Een zin zoals ‘Als een kus naar tranen smaakt, dan weet ik dat het uur van scheiden slaat’ van Jimmy Frey is toch ongelooflijf krachtig en mooi. Ja, dat is waar. In de zogenaamde, banale smartlap schuilt dikwijls heel veel waarheid.
Daarentegen schrapte Tom Barman ‘Het werd zomer’ - ooit een hit voor Rob De Nijs - van z’n repertoire, omwille van teveel hilariteit in de zalen. Toch is dit een goed én sterk nummer. In het milieu van de zogenaamde intellectuelen, die last hebben om hun ware gevoelens te tonen of te uiten, zijn zulke songs niet waardig om door hen geciteerd te worden, laat staan om ze te beluisteren. Hun hart is bedekt door cynisme. Dat is hun probleem.
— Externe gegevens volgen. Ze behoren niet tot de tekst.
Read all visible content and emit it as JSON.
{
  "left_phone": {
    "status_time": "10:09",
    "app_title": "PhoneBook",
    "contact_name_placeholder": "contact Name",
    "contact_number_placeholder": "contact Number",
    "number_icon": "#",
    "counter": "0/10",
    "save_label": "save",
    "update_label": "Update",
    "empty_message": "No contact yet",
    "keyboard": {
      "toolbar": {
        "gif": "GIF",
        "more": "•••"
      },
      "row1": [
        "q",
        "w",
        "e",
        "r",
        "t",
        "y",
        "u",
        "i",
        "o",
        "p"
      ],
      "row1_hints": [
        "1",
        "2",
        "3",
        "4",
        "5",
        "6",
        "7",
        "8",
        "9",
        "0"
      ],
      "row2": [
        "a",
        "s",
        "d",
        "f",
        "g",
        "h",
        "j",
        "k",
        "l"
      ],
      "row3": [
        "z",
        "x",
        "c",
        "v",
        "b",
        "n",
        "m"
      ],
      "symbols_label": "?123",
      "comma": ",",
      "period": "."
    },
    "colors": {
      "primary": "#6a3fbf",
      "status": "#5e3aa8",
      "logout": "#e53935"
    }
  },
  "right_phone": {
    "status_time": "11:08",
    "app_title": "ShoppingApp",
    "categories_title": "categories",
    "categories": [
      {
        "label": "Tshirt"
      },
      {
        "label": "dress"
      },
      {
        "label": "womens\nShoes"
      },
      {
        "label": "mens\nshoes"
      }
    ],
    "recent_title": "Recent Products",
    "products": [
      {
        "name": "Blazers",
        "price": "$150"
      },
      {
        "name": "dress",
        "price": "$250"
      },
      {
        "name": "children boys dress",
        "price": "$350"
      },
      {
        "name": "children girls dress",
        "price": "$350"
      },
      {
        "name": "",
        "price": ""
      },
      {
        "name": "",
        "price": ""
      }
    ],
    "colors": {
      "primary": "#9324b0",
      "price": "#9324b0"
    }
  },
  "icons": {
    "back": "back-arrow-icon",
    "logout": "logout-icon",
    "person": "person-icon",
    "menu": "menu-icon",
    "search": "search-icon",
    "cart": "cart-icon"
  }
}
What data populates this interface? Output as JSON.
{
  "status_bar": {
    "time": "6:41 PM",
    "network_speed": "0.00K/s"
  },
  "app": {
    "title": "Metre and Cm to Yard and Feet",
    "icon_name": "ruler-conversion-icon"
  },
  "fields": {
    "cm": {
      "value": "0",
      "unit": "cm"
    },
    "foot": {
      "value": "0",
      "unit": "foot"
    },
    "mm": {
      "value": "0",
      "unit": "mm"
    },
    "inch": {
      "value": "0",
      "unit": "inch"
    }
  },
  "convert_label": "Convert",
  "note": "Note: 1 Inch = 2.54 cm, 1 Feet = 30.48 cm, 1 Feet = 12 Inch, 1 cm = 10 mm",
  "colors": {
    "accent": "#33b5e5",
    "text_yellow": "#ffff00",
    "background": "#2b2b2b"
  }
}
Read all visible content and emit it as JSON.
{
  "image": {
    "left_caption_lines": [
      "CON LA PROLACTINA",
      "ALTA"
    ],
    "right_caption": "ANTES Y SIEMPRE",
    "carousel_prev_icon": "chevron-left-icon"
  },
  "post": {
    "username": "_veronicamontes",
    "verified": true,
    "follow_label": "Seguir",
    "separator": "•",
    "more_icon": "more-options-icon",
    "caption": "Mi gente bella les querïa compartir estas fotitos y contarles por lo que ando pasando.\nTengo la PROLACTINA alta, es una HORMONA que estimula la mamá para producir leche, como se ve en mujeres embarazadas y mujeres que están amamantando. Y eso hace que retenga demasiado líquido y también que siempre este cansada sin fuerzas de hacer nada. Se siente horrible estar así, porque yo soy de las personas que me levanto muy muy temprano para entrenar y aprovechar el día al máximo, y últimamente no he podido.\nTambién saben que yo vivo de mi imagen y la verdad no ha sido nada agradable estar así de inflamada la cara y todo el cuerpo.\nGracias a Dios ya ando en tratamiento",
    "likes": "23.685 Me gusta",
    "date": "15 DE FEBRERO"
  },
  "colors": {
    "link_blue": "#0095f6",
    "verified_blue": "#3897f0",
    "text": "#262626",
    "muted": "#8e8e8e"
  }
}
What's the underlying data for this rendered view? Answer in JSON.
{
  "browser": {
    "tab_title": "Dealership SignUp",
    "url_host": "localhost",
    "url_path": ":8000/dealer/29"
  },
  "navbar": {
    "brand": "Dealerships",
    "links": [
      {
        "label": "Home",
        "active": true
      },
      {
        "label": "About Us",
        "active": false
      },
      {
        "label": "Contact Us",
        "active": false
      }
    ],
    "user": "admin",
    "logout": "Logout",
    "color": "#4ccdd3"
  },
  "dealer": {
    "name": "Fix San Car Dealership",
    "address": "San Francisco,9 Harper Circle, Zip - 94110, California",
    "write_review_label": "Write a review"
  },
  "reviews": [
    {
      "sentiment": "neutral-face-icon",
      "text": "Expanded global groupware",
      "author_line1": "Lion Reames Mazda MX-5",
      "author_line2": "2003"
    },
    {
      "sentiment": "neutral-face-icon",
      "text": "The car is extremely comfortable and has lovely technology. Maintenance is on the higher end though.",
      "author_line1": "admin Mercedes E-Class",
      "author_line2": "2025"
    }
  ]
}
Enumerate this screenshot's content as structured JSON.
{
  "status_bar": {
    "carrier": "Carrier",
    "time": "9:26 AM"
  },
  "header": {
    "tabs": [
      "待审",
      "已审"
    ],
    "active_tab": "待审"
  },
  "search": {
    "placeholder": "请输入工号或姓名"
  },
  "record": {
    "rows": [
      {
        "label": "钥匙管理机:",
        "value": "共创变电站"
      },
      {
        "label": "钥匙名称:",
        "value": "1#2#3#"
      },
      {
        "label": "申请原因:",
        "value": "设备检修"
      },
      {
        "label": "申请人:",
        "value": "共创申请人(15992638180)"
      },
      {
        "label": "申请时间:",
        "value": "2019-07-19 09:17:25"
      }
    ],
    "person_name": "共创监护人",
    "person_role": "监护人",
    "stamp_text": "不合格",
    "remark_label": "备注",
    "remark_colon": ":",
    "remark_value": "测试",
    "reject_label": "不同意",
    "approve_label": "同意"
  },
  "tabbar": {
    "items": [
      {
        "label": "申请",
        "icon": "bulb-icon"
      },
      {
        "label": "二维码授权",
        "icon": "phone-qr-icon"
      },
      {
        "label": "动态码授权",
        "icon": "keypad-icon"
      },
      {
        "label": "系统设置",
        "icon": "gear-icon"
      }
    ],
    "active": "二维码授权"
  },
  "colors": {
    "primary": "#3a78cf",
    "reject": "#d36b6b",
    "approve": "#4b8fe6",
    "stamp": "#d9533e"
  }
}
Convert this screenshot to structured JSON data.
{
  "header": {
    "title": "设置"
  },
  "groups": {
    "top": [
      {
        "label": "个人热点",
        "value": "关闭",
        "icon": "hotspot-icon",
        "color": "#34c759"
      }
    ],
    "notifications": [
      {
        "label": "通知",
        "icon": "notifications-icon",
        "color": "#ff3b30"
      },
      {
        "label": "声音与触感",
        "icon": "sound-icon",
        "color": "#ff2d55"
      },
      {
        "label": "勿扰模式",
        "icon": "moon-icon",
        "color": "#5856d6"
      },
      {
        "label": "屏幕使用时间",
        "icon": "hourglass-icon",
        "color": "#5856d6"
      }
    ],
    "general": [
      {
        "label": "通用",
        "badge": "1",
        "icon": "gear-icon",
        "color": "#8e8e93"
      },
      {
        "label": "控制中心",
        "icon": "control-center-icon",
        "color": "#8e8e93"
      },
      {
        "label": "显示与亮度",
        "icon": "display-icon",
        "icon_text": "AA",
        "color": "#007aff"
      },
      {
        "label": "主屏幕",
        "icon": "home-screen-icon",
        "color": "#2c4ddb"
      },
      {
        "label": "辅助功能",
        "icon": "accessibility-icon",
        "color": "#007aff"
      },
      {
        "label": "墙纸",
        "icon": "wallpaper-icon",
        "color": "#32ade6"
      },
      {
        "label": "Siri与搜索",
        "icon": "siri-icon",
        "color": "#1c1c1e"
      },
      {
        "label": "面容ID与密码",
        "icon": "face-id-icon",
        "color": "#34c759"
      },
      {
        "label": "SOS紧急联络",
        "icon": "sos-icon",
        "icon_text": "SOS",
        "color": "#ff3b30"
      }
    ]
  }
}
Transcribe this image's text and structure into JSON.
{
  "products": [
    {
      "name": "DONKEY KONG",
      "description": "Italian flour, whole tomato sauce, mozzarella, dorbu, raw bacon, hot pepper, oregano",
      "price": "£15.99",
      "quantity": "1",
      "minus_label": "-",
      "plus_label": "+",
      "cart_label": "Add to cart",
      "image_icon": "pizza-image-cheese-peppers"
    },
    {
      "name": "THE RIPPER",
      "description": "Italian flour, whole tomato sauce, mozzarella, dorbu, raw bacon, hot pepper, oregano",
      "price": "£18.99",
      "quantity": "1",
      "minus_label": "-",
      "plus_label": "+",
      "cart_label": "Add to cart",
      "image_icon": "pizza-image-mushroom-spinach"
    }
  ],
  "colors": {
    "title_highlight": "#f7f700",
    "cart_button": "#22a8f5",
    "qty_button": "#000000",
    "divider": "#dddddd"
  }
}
Leest Guido Belcanto veel? Ja, en waar ik altijd op terugval zijn de romantische naturalisten van de negentiende-eeuwse literaire wereld zoals Flaubert, Emile Zola, Arthur Rimbaud, Oscar Wilde... Eigenlijk zijn zij ook veredelde smartschrijvers. Vooral Guy de Montpassant schreef schitterende kortverhalen. Over bijna elk verhaaltje van hem zou ik een levenslied kunnen schrijven. Pas heb ik praktisch in één ruk de biografie van Rimbaud door Graham Robb uitgelezen. Deze kanjer van 560 pagina’s blijft tot
de laatste blz ongelooflijk boeiend. Al hun levens heb ik bestudeerd, omdat ik echt wil weten wat voor mannen dat waren die zulke mooie dingen bij elkaar hebben geschreven. Als ik een roman lees heb ik altijd een potloodje bij de hand, zoals een echte student. Een zin die mij frappeert onderlijn ik en ik schrijf er soms wat notities bij. Als songwriter en als schrijver probeer je niet anders dan het leven een beetje in kaart te brengen. Door mijn liedjes breng ik als het ware een beetje orde in de chaos van mijn leven.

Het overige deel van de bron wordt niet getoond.